# Sibelius 7 (software)



## EdwardBast (Nov 25, 2013)

I've been using Sibelius 6 for a while and am considering upgrading to Sibelius 7 (at very little expense). I would be grateful if anyone who has experience with this version could tell me what they think of it. How do the sound samples compare with 6 or earlier versions? Anything else you think I should particularly know about it?

Thanks in advance for your help,
Ed Bast


----------



## Vasks (Dec 9, 2013)

Ed, I upgraded from 6 to 8 a year ago. After listening to Sibelius 7 Sounds that's part of #8 (there is no Sibelius 8 Sounds), they also have Sibelius 6 Essential sounds. I prefer the 6 Essentials.


----------



## EdwardBast (Nov 25, 2013)

Vasks said:


> Ed, I upgraded from 6 to 8 a year ago. After listening to Sibelius 7 Sounds that's part of #8 (there is no Sibelius 8 Sounds), they also have Sibelius 6 Essential sounds. I prefer the 6 Essentials.


Thanks. That tells me what I'm in for.


----------



## Samuel Kristopher (Nov 4, 2015)

I really hate the strings in the Sib7 sounds. I can't remember how they sounded in 6, but in 7 they are very weak, very synth-sounding. I've actually started using the Synth String Ensemble sound patch for all string instruments, which doesn't sound completely realistic but at least the strings have a little bit of attack now.

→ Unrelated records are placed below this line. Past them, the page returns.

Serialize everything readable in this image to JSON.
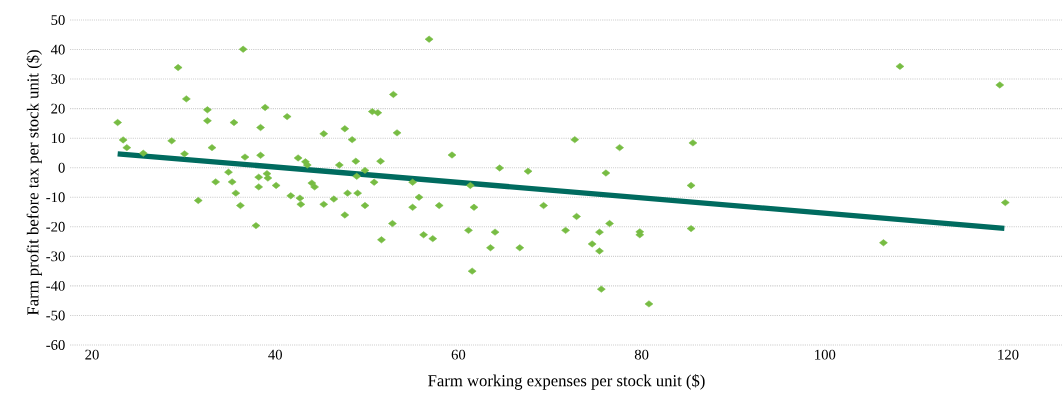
{
  "chart_data": {
    "type": "scatter",
    "xlabel": "Farm working expenses per stock unit ($)",
    "ylabel": "Farm profit before tax per stock unit ($)",
    "xlim": [
      17.6,
      126
    ],
    "ylim": [
      -60,
      50
    ],
    "xticks": [
      20,
      40,
      60,
      80,
      100,
      120
    ],
    "yticks": [
      -60,
      -50,
      -40,
      -30,
      -20,
      -10,
      0,
      10,
      20,
      30,
      40,
      50
    ],
    "grid": "y",
    "series": [
      {
        "color": "#77bc43",
        "marker": "diamond",
        "x": [
          22.8,
          23.4,
          23.8,
          25.6,
          28.7,
          29.4,
          30.3,
          30.1,
          31.6,
          32.6,
          32.6,
          33.1,
          34.9,
          33.5,
          35.3,
          35.5,
          35.7,
          36.2,
          36.5,
          36.7,
          37.9,
          38.2,
          38.2,
          38.4,
          38.4,
          38.9,
          39.1,
          39.2,
          40.1,
          41.3,
          41.7,
          42.5,
          42.7,
          42.8,
          43.3,
          43.5,
          44,
          44.3,
          45.3,
          45.3,
          46.4,
          47,
          47.6,
          48.4,
          48.8,
          47.9,
          49,
          48.9,
          49.8,
          50.8,
          49.8,
          47.6,
          50.6,
          51.2,
          51.5,
          51.6,
          52.8,
          52.9,
          53.3,
          55,
          55.7,
          55,
          56.2,
          57.2,
          56.8,
          57.9,
          59.3,
          61.3,
          61.7,
          61.1,
          61.5,
          64.5,
          64,
          63.5,
          66.7,
          67.6,
          69.3,
          71.7,
          72.7,
          72.9,
          74.6,
          75.4,
          75.4,
          75.6,
          76.1,
          76.5,
          77.6,
          79.8,
          79.8,
          80.8,
          85.6,
          85.4,
          85.4,
          106.4,
          108.2,
          119.1,
          119.7
        ],
        "values": [
          15.3,
          9.4,
          6.8,
          4.9,
          9.1,
          33.9,
          23.3,
          4.7,
          -11.1,
          19.6,
          15.9,
          6.8,
          -1.5,
          -4.8,
          -4.8,
          15.3,
          -8.6,
          -12.8,
          40.1,
          3.6,
          -19.6,
          -3.2,
          -6.5,
          13.6,
          4.2,
          20.4,
          -2,
          -3.5,
          -6,
          17.3,
          -9.5,
          3.3,
          -10.3,
          -12.4,
          2,
          0.9,
          -5.2,
          -6.5,
          11.5,
          -12.4,
          -10.6,
          0.9,
          13.2,
          9.5,
          2.2,
          -8.6,
          -8.6,
          -2.9,
          -0.9,
          -4.9,
          -12.8,
          -16,
          19,
          18.6,
          2.2,
          -24.4,
          -18.9,
          24.8,
          11.8,
          -4.9,
          -10,
          -13.4,
          -22.7,
          -24,
          43.5,
          -12.8,
          4.3,
          -6,
          -13.4,
          -21.2,
          -35,
          -0.1,
          -21.8,
          -27.1,
          -27.1,
          -1.2,
          -12.8,
          -21.2,
          9.5,
          -16.5,
          -25.8,
          -21.8,
          -28.2,
          -41.1,
          -1.8,
          -18.9,
          6.8,
          -21.7,
          -22.7,
          -46.1,
          8.4,
          -6,
          -20.6,
          -25.4,
          34.3,
          28,
          -11.8
        ]
      },
      {
        "type": "line",
        "color": "#006b5f",
        "marker": "none",
        "line_style": "solid",
        "x": [
          22.8,
          119.6
        ],
        "values": [
          4.7,
          -20.5
        ]
      }
    ]
  }
}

In any case, thanks to Vasks and Mark I'm looking at NotePerformer now, which I'm told is much better than Sib 

Some of the woodwinds in the Sib7 pack are not so bad, though.


----------



## Vasks (Dec 9, 2013)

I don't like the Oboe of NotePerformer. It's much better in Sib6


----------



## EdwardBast (Nov 25, 2013)

Vasks said:


> Ed, I upgraded from 6 to 8 a year ago. After listening to Sibelius 7 Sounds that's part of #8 (there is no Sibelius 8 Sounds), they also have Sibelius 6 Essential sounds. I prefer the 6 Essentials.

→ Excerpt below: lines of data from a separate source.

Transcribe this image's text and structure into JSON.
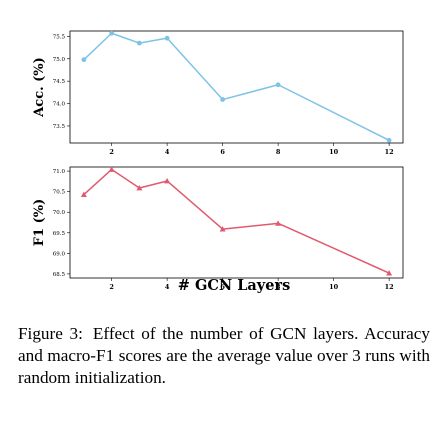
{
  "chart_data": [
    {
      "type": "line",
      "ylabel": "Acc. (%)",
      "x": [
        1,
        2,
        3,
        4,
        6,
        8,
        12
      ],
      "series": [
        {
          "values": [
            74.98,
            75.57,
            75.35,
            75.46,
            74.09,
            74.42,
            73.18
          ],
          "color": "#7ec3e6",
          "marker": "circle"
        }
      ],
      "xlim": [
        0.5,
        12.5
      ],
      "ylim": [
        73.12,
        75.62
      ],
      "xticks": [
        "2",
        "4",
        "6",
        "8",
        "10",
        "12"
      ],
      "yticks": [
        "73.5",
        "74.0",
        "74.5",
        "75.0",
        "75.5"
      ],
      "grid": false
    },
    {
      "type": "line",
      "ylabel": "F1 (%)",
      "xlabel": "# GCN Layers",
      "x": [
        1,
        2,
        3,
        4,
        6,
        8,
        12
      ],
      "series": [
        {
          "values": [
            70.43,
            71.04,
            70.59,
            70.76,
            69.59,
            69.73,
            68.52
          ],
          "color": "#e05a6e",
          "marker": "triangle"
        }
      ],
      "xlim": [
        0.5,
        12.5
      ],
      "ylim": [
        68.4,
        71.1
      ],
      "xticks": [
        "2",
        "4",
        "6",
        "8",
        "10",
        "12"
      ],
      "yticks": [
        "68.5",
        "69.0",
        "69.5",
        "70.0",
        "70.5",
        "71.0"
      ],
      "grid": false
    }
  ],
  "caption": {
    "label": "Figure 3:",
    "text": "Effect of the number of GCN layers. Accuracy and macro-F1 scores are the average value over 3 runs with random initialization."
  }
}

I just realized I might not have understood this ^ ^ ^. Did you mean Sibelius 6 Essentials are available in Sibelius 7 or in Sibelius 8?


----------



## Vasks (Dec 9, 2013)

EdwardBast said:


> I just realized I might not have understood this ^ ^ ^. Did you mean Sibelius 6 Essentials are available in Sibelius 7 or in Sibelius 8?


Both Sibelius 6 Essentials and Sibelius 7 Sounds are available in Sibelius 8. You can chose either for your sound configuration. I hope to master one day the method of creating my own configuration that uses some instruments from one sound set with others from a different. I know it can be done, I just have to find a step by step instruction as I'm not a tech geek.


----------